The model for extracting facial landmarks and action units. See py-feat for details.

__call__(**callargs) mexca.data.VideoAnnotation[source]

Alias for apply.

detect(frame: Union[numpy.ndarray, torch.Tensor]) Tuple[List[torch.Tensor], Union[List[numpy.ndarray], numpy.ndarray], Union[List[numpy.ndarray], numpy.ndarray]][source]

Detect faces in a video frame.

Parameters:

frame (numpy.ndarray or torch.Tensor) – Batch of B frames containing RGB values with dimensions (B, W, H, 3).

Returns:

  • faces (list) – Batch of B tensors containing the N cropped face images from each batched frame with dimensions (N, 3, 160, 160). Is None if a frame contains no faces.

  • boxes (numpy.ndarray or list) – Batch of B bounding boxes of the N detected faces as (x1, y1, x2, y2) coordinates with dimensions (B, N, 4). Returns a list if different numbers of faces are detected across batched frames. Is None if a frame contains no faces.

  • probs (numpy.ndarray or list) – Probabilities of the detected faces (B, N). Returns a list if different numbers of faces are detected across batched frames. Is None if a frame contains no faces.

encode(faces: torch.Tensor) numpy.ndarray[source]

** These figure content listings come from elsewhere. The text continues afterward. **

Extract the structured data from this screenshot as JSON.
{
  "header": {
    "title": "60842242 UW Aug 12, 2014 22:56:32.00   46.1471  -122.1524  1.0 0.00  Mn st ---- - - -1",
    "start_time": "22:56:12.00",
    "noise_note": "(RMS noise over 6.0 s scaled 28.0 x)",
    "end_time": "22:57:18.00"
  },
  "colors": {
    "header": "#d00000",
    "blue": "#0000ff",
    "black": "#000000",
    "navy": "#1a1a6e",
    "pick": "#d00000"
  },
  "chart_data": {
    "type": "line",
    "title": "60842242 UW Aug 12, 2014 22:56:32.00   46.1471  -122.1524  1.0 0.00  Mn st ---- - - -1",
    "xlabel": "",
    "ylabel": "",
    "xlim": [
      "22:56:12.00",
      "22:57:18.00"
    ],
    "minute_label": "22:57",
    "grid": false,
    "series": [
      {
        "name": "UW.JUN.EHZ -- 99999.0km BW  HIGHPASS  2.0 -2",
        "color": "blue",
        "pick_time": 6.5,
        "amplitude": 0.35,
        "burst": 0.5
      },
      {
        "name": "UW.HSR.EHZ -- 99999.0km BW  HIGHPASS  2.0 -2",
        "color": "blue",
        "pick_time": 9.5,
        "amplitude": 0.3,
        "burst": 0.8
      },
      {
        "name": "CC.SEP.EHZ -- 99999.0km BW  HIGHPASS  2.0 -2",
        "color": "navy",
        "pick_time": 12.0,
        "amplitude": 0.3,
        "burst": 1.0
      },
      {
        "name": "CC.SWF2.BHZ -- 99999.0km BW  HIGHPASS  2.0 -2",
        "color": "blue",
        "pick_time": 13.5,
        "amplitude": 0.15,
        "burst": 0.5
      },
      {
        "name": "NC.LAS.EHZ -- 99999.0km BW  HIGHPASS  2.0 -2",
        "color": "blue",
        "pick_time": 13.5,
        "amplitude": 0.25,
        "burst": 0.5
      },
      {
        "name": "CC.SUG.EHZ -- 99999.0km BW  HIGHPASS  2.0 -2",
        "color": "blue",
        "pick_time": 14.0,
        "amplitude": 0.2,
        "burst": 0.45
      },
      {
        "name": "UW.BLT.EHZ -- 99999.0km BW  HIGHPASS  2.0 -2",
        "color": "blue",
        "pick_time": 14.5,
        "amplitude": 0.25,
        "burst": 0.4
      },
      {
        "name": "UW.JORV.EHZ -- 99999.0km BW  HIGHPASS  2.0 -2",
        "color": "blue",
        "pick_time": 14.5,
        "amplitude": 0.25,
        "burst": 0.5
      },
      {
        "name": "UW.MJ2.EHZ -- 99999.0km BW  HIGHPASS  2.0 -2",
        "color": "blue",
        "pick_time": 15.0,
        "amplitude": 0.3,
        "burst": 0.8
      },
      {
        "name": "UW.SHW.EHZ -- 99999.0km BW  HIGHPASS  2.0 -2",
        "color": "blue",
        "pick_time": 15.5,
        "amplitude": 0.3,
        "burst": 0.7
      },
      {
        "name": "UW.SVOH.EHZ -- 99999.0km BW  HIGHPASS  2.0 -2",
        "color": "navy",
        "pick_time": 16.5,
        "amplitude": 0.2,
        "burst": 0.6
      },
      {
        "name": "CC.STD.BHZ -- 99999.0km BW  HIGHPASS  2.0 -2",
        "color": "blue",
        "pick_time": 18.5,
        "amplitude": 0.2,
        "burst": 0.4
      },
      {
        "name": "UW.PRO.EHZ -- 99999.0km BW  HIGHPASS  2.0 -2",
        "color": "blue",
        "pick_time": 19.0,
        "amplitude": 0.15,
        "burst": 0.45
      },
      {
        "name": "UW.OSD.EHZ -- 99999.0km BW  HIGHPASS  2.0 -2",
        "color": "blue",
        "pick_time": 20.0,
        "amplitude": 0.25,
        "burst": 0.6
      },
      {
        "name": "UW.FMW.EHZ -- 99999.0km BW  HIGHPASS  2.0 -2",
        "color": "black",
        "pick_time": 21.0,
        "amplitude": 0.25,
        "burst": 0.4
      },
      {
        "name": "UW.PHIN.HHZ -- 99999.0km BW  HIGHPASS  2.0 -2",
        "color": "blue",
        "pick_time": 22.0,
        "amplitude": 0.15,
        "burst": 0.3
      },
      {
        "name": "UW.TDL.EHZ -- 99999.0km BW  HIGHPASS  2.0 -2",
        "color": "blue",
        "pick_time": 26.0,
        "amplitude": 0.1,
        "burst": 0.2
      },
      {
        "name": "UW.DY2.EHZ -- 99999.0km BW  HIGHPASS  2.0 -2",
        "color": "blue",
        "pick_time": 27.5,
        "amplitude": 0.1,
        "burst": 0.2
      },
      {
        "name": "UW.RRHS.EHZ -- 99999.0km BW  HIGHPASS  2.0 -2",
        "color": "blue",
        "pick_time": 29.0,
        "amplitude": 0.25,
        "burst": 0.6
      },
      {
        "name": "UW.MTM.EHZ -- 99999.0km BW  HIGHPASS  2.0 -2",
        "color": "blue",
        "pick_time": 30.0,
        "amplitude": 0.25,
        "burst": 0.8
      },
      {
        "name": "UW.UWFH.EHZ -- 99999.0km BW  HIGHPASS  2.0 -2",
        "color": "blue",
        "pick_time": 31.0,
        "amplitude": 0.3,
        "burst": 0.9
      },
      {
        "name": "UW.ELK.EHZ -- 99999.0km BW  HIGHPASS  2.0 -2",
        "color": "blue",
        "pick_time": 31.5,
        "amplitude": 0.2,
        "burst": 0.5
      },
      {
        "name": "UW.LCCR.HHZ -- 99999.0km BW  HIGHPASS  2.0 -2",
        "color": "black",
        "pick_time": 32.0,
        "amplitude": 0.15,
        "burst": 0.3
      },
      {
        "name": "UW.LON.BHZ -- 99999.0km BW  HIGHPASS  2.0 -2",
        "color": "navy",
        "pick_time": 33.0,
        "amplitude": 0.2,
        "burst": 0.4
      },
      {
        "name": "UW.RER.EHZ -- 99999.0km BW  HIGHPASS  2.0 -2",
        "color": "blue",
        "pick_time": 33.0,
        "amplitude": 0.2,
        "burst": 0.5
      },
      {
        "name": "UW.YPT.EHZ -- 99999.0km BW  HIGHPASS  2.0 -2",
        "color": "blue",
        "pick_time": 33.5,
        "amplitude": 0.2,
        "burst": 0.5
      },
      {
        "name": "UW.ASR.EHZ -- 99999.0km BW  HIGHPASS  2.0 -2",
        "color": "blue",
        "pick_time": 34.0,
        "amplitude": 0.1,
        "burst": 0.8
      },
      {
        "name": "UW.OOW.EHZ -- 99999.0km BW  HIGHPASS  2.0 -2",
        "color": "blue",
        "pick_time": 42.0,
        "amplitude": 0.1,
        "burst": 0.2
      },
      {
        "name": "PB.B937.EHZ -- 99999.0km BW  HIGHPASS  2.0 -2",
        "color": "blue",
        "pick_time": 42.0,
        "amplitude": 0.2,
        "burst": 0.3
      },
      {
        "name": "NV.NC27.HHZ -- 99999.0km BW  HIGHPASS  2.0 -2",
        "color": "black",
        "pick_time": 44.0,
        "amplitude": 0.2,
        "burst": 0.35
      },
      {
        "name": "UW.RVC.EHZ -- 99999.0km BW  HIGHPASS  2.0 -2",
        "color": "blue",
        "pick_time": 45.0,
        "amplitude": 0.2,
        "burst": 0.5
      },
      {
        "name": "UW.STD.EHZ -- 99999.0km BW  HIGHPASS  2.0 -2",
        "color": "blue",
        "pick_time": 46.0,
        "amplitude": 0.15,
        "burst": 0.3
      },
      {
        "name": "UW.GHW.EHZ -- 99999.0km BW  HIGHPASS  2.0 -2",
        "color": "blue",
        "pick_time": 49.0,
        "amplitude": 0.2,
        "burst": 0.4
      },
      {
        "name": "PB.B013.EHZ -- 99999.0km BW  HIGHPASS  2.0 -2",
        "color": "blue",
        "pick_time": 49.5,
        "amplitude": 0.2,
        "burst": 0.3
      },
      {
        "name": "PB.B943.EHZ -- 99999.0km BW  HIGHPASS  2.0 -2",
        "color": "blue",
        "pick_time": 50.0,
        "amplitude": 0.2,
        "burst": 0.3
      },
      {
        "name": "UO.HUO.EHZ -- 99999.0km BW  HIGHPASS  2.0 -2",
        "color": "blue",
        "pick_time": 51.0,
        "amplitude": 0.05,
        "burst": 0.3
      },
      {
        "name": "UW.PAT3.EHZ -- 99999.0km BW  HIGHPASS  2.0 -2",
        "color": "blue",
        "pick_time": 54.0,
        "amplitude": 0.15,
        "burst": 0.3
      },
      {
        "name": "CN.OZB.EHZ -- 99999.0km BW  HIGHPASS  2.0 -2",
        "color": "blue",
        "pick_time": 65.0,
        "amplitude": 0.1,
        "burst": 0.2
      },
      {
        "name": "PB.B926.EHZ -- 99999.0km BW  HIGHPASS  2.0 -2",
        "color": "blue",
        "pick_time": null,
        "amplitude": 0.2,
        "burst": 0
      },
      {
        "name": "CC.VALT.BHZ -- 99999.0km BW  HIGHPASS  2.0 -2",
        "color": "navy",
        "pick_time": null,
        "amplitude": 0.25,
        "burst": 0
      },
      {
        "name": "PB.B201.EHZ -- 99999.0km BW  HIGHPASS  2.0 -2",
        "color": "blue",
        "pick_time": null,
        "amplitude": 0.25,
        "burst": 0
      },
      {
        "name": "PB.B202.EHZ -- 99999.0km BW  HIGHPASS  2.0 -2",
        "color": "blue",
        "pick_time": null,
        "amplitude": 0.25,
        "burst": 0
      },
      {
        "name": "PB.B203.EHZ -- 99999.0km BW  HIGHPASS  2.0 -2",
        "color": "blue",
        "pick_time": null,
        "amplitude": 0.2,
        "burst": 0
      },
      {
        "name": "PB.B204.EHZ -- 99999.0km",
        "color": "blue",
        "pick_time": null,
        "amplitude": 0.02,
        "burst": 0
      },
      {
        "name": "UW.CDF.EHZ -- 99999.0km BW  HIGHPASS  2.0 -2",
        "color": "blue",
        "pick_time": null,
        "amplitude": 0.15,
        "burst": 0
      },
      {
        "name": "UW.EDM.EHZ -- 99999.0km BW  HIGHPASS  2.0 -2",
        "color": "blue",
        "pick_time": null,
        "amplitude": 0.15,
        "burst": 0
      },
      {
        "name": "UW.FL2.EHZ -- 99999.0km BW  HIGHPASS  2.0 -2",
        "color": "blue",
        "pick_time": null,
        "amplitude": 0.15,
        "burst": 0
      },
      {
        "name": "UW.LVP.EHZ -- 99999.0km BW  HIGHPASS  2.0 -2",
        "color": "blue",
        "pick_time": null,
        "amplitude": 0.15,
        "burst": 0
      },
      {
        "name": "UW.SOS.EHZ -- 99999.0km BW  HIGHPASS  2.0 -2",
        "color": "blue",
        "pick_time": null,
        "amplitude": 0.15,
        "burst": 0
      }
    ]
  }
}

Compute embeddings for face images.

Parameters:

faces (torch.Tensor) – Cropped N face images from a video frame with dimensions (N, 3, H, W). H and W must at least be 80 for the encoding to work.

Returns:

Embeddings of the N face images with dimensions (N, 512).

Return type:

numpy.ndarray

identify(embeddings: numpy.ndarray) numpy.ndarray[source]

Cluster faces based on their embeddings.

Parameters:

embeddings (numpy.ndarray) – Embeddings of the N face images with dimensions (N, E) where E is the length of the embedding vector.

Returns:

Cluster indices for the N face embeddings.

Return type:

numpy.ndarray

extract(frame: Union[numpy.ndarray, torch.Tensor], boxes: Union[List[numpy.ndarray], numpy.ndarray]) Tuple[List[List[numpy.ndarray]], List[numpy.ndarray]][source]

Detect facial action units and landmarks.

Parameters:
  • frame (numpy.ndarray or torch.Tensor) – Batch of B frames containing RGB values with dimensions (B, H, W, 3).

  • boxes (numpy.ndarray or list) – Batch of B bounding boxes of the N detected faces as (x1, y1, x2, y2) coordinates with dimensions (B, N, 4) or list of B elements with (N, 4).

Returns:

  • landmarks (list) – Batch of B facial landmarks for N detected faces as (x, y) coordinates with dimensions (68, 2). Is None if a frame contains no faces.

  • aus (list) – Batch of B action unit activations for N detected faces with dimensions (N, 20). Is None if a frame contains no faces.

compute_confidence(embeddings: numpy.ndarray, labels: numpy.ndarray) numpy.ndarray[source]

Compute face label classification confidence.

Parameters:
Returns:

confidence – Confidence scores between 0 and 1. Returns numpy.nan if no label was assigned to a face.

Return type:

numpy.ndarray

apply(filepath: str, batch_size: int = 1, skip_frames: int = 1, process_subclip: Tuple[Optional[float]] = (0, None), show_progress: bool = True) mexca.data.VideoAnnotation[source]

Apply multiple steps to extract features from faces in a video file.

This method subsequently calls other methods for each frame of a video file to detect and cluster faces. It also extracts facial landmarks and action units.

Parameters:
  • filepath (str) – Path to the video file.

  • batch_size (int, default=1) – Size of the batch of video frames that are loaded and processed at the same time.

  • skip_frames (int, default=1) – Only process every nth frame, starting at 0.

  • process_subclip (tuple, default=(0, None)) – Process only a part of the video clip. Must be the start and end of the subclip in seconds.

  • show_progress (bool, default=True) – Enables the display of a progress bar.

Returns:

A data class object with extracted facial features.

Return type:

VideoAnnotation

mexca.video.cli()[source]

Command line interface for extracting facial features. See extract-faces -h for details.